Speaker: Dmitri Alekseevsky

Title: Second order partial differential equations with a simple symmetry group

Abstract:
Let ${\displaystyle (M=G/H,C)}$ be the homogeneous space of a simple Lie group with an invariant contact distribution, which locally defined by a contact form ${\displaystyle \theta }$. The non-degenerate 2-form ${\displaystyle \omega :=d\theta |_{C}}$ is defined up to a conformal multiplier. The manifold ${\displaystyle M^{(1)}}$ of Lagrangian planes in ${\displaystyle C_{p},\,p\in M}$ is the total space of the bundle ${\displaystyle \pi :M^{(1)}\to M}$. The fiber is the Grassmannian ${\displaystyle LGr_{n}}$ of the Lagrangian planes of symplectic vector space ${\displaystyle \mathbb {R} ^{2n}\simeq C_{p}}$. The group ${\displaystyle G}$ acts on ${\displaystyle M^{(1)}}$ as the automorphisms group, and the ${\displaystyle G}$-invariant hypersurfaces ${\displaystyle E\subset M^{(1)}}$ are 2nd order equations with the symmetry group ${\displaystyle G}$.
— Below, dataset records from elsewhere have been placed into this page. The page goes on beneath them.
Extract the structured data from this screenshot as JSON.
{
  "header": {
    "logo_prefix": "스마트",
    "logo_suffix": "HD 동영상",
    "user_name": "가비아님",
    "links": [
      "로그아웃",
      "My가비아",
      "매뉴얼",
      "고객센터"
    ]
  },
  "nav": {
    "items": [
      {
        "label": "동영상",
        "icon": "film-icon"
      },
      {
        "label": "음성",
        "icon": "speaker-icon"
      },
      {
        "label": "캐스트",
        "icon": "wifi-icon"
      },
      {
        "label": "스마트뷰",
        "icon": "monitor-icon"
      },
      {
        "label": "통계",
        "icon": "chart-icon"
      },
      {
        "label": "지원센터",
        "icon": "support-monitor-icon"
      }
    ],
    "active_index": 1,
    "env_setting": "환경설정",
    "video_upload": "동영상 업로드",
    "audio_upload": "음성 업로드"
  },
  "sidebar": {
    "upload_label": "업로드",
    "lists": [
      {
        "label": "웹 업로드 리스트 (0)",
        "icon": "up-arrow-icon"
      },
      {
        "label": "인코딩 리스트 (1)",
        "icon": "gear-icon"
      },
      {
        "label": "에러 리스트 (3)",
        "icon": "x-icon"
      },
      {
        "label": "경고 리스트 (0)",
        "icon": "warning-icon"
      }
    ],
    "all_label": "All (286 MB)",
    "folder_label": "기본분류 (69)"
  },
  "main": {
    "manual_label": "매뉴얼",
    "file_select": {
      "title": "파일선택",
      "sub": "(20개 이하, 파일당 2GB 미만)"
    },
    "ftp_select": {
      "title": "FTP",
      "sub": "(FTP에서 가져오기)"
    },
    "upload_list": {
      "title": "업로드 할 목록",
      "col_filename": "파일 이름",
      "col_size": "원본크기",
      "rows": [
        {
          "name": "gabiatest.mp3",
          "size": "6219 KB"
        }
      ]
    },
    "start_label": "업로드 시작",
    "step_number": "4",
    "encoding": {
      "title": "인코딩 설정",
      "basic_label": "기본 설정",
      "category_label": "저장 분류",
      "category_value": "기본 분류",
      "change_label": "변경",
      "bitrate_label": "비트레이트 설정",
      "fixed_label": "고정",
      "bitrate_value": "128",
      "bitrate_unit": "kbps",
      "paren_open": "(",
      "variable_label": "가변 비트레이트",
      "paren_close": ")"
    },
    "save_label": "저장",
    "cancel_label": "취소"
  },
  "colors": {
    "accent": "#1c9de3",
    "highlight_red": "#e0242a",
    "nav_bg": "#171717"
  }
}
The talk will discuss the description of such hypersurfaces in the case when ${\displaystyle M=G/H}$ is the adjoint manifold of a simple complex Lie group ${\displaystyle G}$, i.e., the orbit ${\displaystyle M=\mathrm {Ad} _{G}[E_{\mu }]}$ of a highest vector of Lie algebra ${\displaystyle {\mathfrak {g}}}$ in the projective space ${\displaystyle P{\mathfrak {g}}}$.

The talk is based on the joint work with Jan Gutt, Gianni Manno, and Giovanni Moreno.

References:
arXiv:1606.02633